La Unión de Asociaciones Europeas de Fútbol (UEFA) y la Confederación de Norteamérica, Centroamérica y el Caribe de Fútbol (Concacaf) expresaron un duro rechazo al proyecto impulsado por el presidente de la FIFA, Gianni Infantino, que contempla la creación de la empresa FIFA Forward Enterprise para abrir la gestión comercial de la Copa del Mundo y el Mundial de Clubes a inversores privados.
La iniciativa, que prevé la venta de entre un 20% y un 30% de las participaciones comerciales de la nueva entidad a capitales externos, desató una fuerte crisis institucional. A través de un comunicado firmado de forma unánime por sus 55 federaciones, la UEFA calificó la propuesta como una mercantilización inaceptable del legado deportivo y anunció que ninguna selección europea participará de las competencias de la FIFA mientras la medida siga en pie o hasta que se garantice que no se privatizará la gobernanza del fútbol.

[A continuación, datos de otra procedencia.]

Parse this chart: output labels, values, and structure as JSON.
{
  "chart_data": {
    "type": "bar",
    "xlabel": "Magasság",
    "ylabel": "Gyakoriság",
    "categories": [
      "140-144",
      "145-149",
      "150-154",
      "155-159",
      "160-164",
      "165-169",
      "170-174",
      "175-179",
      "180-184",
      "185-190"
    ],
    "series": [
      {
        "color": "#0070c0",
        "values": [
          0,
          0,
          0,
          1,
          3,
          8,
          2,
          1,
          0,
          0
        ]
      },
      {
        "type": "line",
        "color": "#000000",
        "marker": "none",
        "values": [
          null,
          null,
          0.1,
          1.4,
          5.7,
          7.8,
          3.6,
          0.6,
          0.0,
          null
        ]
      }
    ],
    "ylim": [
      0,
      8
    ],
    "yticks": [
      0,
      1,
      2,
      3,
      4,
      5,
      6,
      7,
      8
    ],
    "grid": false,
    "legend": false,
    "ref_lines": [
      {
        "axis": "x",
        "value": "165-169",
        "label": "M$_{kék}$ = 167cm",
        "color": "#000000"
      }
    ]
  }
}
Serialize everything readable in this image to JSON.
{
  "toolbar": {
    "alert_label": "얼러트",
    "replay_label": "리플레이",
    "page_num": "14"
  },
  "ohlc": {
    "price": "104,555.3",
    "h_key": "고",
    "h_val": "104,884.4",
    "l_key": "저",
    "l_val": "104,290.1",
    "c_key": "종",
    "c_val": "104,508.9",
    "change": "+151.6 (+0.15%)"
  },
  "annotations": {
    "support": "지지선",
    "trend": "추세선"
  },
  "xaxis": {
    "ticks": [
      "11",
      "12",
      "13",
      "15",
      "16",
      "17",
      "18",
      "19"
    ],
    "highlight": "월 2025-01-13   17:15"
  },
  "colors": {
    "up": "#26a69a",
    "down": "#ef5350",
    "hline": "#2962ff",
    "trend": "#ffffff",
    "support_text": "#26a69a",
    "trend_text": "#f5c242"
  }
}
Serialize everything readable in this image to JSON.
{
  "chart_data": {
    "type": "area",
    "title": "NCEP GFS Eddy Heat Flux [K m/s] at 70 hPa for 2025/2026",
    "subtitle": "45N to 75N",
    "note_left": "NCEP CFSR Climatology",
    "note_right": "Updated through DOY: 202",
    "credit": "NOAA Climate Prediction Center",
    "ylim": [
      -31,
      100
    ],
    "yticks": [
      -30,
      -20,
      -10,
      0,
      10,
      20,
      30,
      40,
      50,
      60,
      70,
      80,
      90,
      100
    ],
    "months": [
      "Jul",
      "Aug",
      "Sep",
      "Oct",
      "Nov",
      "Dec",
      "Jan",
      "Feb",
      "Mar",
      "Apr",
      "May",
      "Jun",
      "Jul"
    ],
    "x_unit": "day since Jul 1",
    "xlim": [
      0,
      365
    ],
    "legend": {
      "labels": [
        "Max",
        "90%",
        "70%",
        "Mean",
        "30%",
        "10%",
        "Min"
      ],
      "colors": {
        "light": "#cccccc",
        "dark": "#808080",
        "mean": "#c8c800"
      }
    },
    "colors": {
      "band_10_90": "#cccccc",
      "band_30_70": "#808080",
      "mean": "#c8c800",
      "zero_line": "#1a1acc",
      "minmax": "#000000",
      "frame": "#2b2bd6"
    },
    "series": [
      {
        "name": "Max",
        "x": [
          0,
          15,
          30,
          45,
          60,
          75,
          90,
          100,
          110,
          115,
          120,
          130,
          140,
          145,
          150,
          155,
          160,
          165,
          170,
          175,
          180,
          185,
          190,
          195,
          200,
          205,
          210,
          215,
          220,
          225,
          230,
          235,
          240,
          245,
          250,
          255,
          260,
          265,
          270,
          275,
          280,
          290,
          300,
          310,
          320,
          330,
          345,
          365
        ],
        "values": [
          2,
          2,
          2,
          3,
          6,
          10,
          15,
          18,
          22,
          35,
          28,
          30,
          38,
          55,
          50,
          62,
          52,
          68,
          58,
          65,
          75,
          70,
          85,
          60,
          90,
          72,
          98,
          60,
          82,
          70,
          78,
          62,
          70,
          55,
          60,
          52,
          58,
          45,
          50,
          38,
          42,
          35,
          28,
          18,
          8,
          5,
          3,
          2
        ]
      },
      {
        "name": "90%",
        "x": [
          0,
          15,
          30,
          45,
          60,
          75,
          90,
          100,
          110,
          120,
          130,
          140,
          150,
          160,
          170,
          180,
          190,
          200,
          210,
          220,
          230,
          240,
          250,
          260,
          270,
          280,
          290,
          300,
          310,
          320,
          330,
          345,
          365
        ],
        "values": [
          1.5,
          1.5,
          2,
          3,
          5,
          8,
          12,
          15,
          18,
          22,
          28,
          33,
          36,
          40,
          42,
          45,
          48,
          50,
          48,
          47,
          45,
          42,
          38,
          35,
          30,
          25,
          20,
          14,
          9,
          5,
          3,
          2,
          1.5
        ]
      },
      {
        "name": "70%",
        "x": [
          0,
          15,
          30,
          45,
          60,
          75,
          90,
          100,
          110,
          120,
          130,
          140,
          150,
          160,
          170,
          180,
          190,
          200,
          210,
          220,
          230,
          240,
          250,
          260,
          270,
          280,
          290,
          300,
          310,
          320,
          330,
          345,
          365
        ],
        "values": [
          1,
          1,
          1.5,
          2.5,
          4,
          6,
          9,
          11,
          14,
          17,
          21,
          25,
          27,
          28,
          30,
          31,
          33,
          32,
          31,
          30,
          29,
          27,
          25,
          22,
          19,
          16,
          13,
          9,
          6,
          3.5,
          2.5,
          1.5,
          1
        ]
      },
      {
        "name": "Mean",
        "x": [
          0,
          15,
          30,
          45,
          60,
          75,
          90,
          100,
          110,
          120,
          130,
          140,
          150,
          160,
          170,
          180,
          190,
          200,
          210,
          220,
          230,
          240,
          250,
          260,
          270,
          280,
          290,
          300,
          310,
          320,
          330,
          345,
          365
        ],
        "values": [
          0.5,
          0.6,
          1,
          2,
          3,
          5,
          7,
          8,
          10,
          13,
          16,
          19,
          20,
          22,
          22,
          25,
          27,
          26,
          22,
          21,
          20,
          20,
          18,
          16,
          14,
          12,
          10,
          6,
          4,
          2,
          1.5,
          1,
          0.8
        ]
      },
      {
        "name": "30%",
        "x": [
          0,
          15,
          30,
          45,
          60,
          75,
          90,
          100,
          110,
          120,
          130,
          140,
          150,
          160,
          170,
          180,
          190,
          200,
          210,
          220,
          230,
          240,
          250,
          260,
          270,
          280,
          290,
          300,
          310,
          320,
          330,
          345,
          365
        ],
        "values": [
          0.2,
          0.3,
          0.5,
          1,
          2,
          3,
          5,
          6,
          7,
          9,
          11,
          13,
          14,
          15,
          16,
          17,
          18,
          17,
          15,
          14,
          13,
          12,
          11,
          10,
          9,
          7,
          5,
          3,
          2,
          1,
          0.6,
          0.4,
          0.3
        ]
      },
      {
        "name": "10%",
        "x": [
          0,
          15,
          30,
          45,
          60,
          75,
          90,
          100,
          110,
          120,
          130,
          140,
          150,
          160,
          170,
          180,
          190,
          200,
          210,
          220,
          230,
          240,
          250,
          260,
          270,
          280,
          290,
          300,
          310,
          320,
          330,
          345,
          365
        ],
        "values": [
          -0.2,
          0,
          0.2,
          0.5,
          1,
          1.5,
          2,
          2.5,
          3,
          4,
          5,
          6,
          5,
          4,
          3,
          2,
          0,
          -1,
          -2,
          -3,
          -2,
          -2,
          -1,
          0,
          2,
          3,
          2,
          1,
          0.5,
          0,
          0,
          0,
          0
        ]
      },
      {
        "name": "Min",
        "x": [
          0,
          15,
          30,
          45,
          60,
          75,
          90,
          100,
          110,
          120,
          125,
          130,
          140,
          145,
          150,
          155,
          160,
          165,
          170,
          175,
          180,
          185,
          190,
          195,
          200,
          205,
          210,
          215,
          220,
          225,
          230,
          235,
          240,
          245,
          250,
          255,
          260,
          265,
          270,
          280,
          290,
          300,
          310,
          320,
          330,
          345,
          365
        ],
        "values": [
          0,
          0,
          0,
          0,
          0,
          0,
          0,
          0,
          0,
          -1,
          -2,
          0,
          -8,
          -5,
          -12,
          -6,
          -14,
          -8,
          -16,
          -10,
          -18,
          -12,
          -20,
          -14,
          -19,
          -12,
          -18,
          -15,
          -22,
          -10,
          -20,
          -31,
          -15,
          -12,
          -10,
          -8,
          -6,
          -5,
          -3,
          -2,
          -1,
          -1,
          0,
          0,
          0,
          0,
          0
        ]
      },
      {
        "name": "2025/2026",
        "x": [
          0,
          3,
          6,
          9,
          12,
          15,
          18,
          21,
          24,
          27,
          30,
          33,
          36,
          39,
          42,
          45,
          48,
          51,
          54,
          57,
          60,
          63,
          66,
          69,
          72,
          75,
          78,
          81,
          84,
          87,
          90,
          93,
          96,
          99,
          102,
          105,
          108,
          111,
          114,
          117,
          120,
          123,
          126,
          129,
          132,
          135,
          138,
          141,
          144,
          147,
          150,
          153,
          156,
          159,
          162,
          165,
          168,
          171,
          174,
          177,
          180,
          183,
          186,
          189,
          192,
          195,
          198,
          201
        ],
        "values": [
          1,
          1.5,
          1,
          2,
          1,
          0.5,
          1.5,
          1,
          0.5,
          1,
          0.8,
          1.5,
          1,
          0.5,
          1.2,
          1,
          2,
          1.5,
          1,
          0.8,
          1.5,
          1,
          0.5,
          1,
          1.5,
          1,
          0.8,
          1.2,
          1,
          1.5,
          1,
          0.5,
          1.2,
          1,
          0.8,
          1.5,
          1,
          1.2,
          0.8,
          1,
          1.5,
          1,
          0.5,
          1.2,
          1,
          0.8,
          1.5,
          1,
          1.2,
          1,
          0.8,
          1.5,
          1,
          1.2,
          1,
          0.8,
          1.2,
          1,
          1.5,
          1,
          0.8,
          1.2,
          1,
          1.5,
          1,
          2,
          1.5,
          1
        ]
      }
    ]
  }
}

En la misma línea, la Concacaf —encabezada por Victor Montagliani y representante de 41 asociaciones— formalizó su oposición al proyecto al denunciar la falta de debido proceso, escasos plazos de análisis y una marcada ausencia de transparencia. Desde el organismo regional cuestionaron la necesidad de buscar financiamiento privado tras los ingresos récord generados en las últimas ediciones mundialistas e instaron a la FIFA a utilizar sus reservas económicas existentes para fortalecer los programas de desarrollo local.